If Pulp Fiction and the big lebowski got thrown into a blender in Tarantino’s kitchen you’d get this masterpiece.

It was on my 4th watch of this film on Sunday night I realised that I had to talk about it. It’s definitely the most flowing and meandering film by Tarantino. With a story centred around friendship essentially and Tarantino’s love for the 60’s era and the filmmaking of the time on full display. Once upon a time is a love story to the 60’s, the style, the music, the filmmaking of the time and the atmosphere around Hollywood at the time.
Once upon a time in Hollywood pairs Brad Pitt as fictional character Cliff Booth, a stuntman for Leonardo Di Caprio’s television and struggling film actor Rick Dalton. Margot Robbie as Sharon Tate is Dalton’s next door neighbour and their paths cross on the faithful night of Helter Skelter and the manson murders. The film is a study of friendship and has Tarantino wielding his powers at his ultimate level since Pulp Fiction.

One of my favourite sections of the movie is when Cliff is fixing the antenna on Dalton’s roof and has a flashback scene. In the scene he’s behind the scenes on a set that Rick is working on, we meet Kurt Russell’s character and find out Cliff killed his wife. That’s right a flashback inside a flashback. We also get to see Cliff beat the shit out of Bruce Lee in a hilarious scene. At the end of all this comedy, action, information and character introduction we cut back to Cliff. He’s on the roof smoking a cigarette and just says “Fair enough”.
Watching Dicaprio play an actor that’s struggling to be an actor is unbelievable. He basically has to be the amazing actor he is, while at the same time be a stuttering and insecure mess of a man. Rick’s scenes as a bad guy in the hippie hairdo and watching the scene play through including the fuck ups he makes are brilliant. It’s a genius way for Tarantino to hide a western inside a 60’s film about Hollywood.

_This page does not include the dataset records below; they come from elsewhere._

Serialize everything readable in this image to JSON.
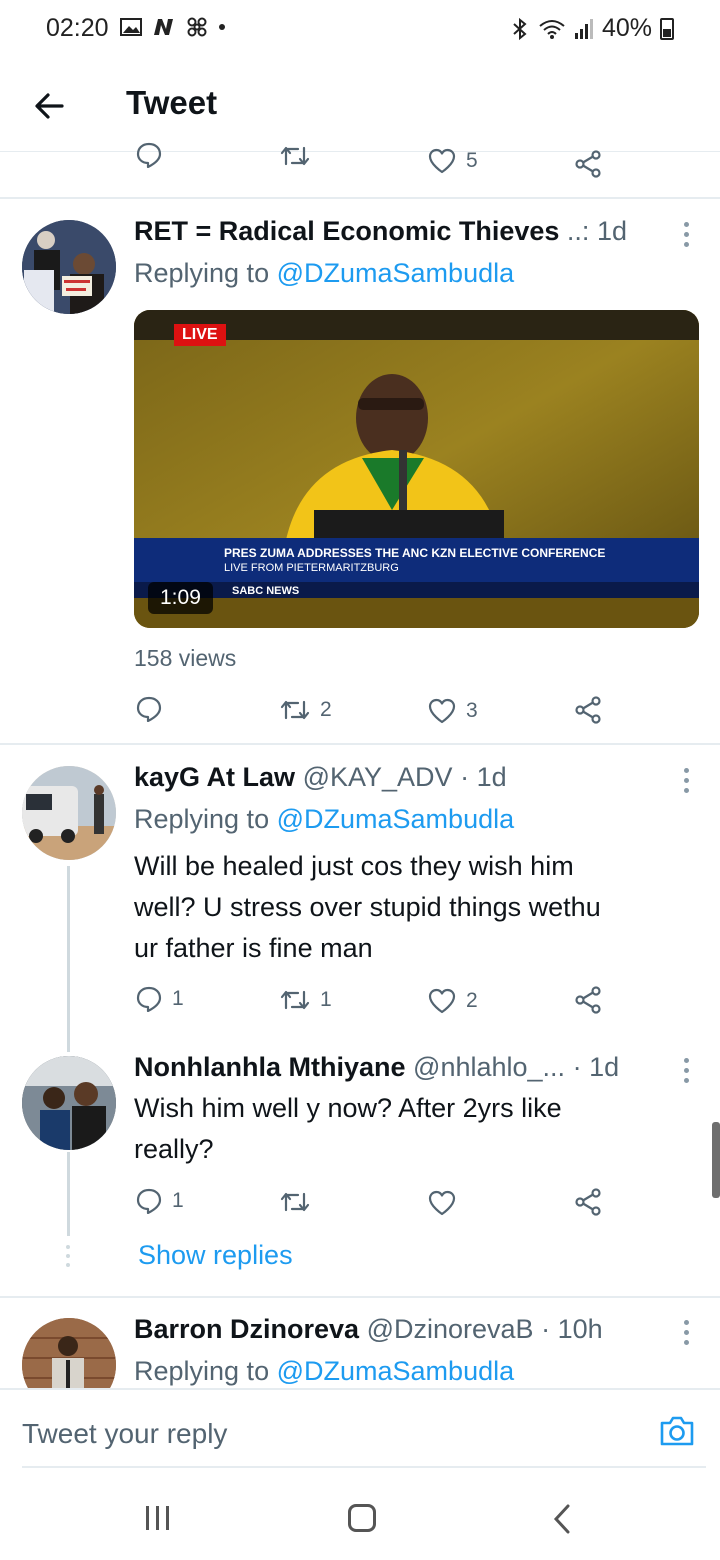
{
  "status_bar": {
    "time": "02:20",
    "battery": "40%"
  },
  "header": {
    "title": "Tweet"
  },
  "top_actions": {
    "likes": "5"
  },
  "tweets": [
    {
      "name": "RET = Radical Economic Thieves",
      "handle_suffix": "..:",
      "time": "1d",
      "replying_label": "Replying to",
      "replying_handle": "@DZumaSambudla",
      "video": {
        "live_badge": "LIVE",
        "banner_line1": "PRES ZUMA ADDRESSES THE ANC KZN ELECTIVE CONFERENCE",
        "banner_line2": "LIVE FROM PIETERMARITZBURG",
        "channel": "SABC NEWS",
        "duration": "1:09"
      },
      "views": "158 views",
      "retweets": "2",
      "likes": "3"
    },
    {
      "name": "kayG At Law",
      "handle": "@KAY_ADV",
      "time": "1d",
      "replying_label": "Replying to",
      "replying_handle": "@DZumaSambudla",
      "text_line1": "Will be healed just cos they wish him",
      "text_line2": "well? U stress over stupid things wethu",
      "text_line3": "ur father is fine man",
      "replies": "1",
      "retweets": "1",
      "likes": "2"
    },
    {
      "name": "Nonhlanhla Mthiyane",
      "handle": "@nhlahlo_...",
      "time": "1d",
      "text_line1": "Wish him well y now? After 2yrs like",
      "text_line2": "really?",
      "replies": "1"
    },
    {
      "name": "Barron Dzinoreva",
      "handle": "@DzinorevaB",
      "time": "10h",
      "replying_label": "Replying to",
      "replying_handle": "@DZumaSambudla"
    }
  ],
  "show_replies": "Show replies",
  "compose": {
    "placeholder": "Tweet your reply"
  },
  "colors": {
    "accent": "#1d9bf0",
    "secondary_text": "#536471"
  }
}
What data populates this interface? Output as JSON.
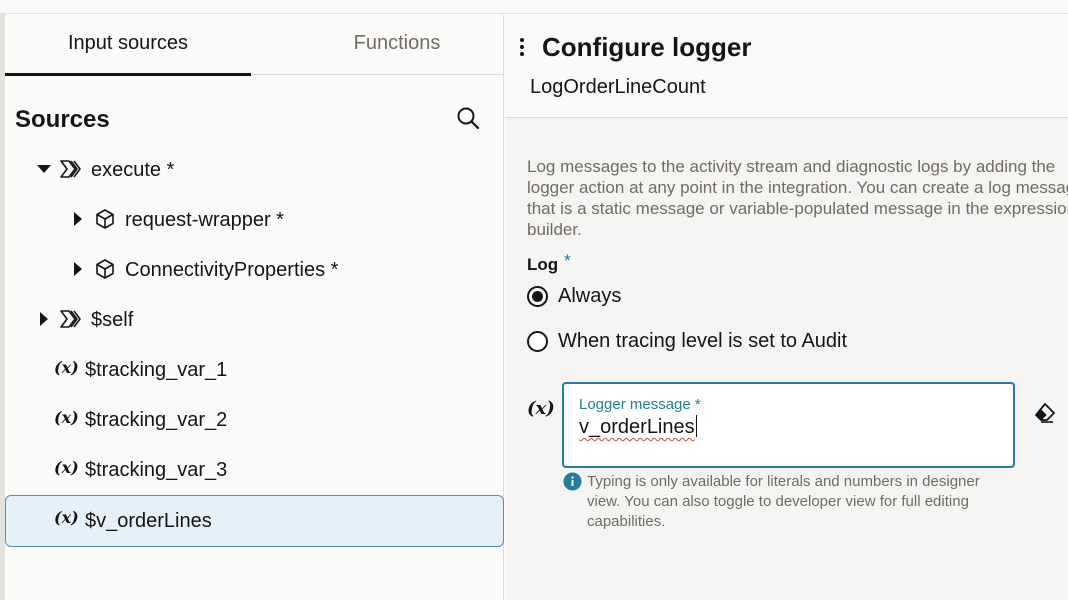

A movie full of cool. The soundtrack in particular is packed with 60’s classics. The soundtrack is on Spotify incase your wondering with commercials and all just incase you want to really inhabit the world of Tarantino’s Hollywood.
The coolest character in any of Tarantino’s films

Cliff Booth claims this title. He’s a man that’s always relaxed and in a zen like state for the duration of the film. Cliff can kick Bruce Lee’s ass, live in a trailer beside a drive in movie theater, have the best trained dog of all time, be the greatest friend of all time and even have a laugh as he murders the members of the Manson family that break in. Cliff’s the epitome of cool and effortless charisma. I’m sure a lot of that’s down to just Brad Pitt being himself but Tarantino really developed and created the coolest guy in all his films. Okay I’ll admit the wife killing side of things aren’t super cool I mean not ideal but what can we do. The line he says to Rick as he’s crying outside of Russo and Frank’s as he’s beginning to cry don’t cry in front of the Mexican’s”. This line kills me every time and I don’t know why exactly, maybe it’s the delivery, the absurdity of the actual line itself I dno but it’s hilarious.
Margot Robbie is excellently cast as Sharon Tate. She’s a bubbly and fun person who we get to follow during the course of the film. Tate is clearly a free spirit who’s excited by her new film career. We mostly follow Tate as she runs errands, goes to watch herself at the movies and party at the Playboy mansion. Sharon Tate is such a loveable character that I’m filled with dread for the entire film and waiting for something awful to happen her. In the scene she sees Charles Manson (surprising there’s only 1 Manson scene, I loved it just cut him out almost completely) I was so worried for her and hoping to avoid a violent end for Sharon in this film.

Tarantino also works in some undeniably violent and satisfying re-writing of history in a scene that goes from 1 to 100 in an instant full of comedy and some of the most brutal deaths I’ve ever seen in a film. Not since Inglorious Bastards has there been such glorious violence in a scene I’d much rather actually happened that the true events in history.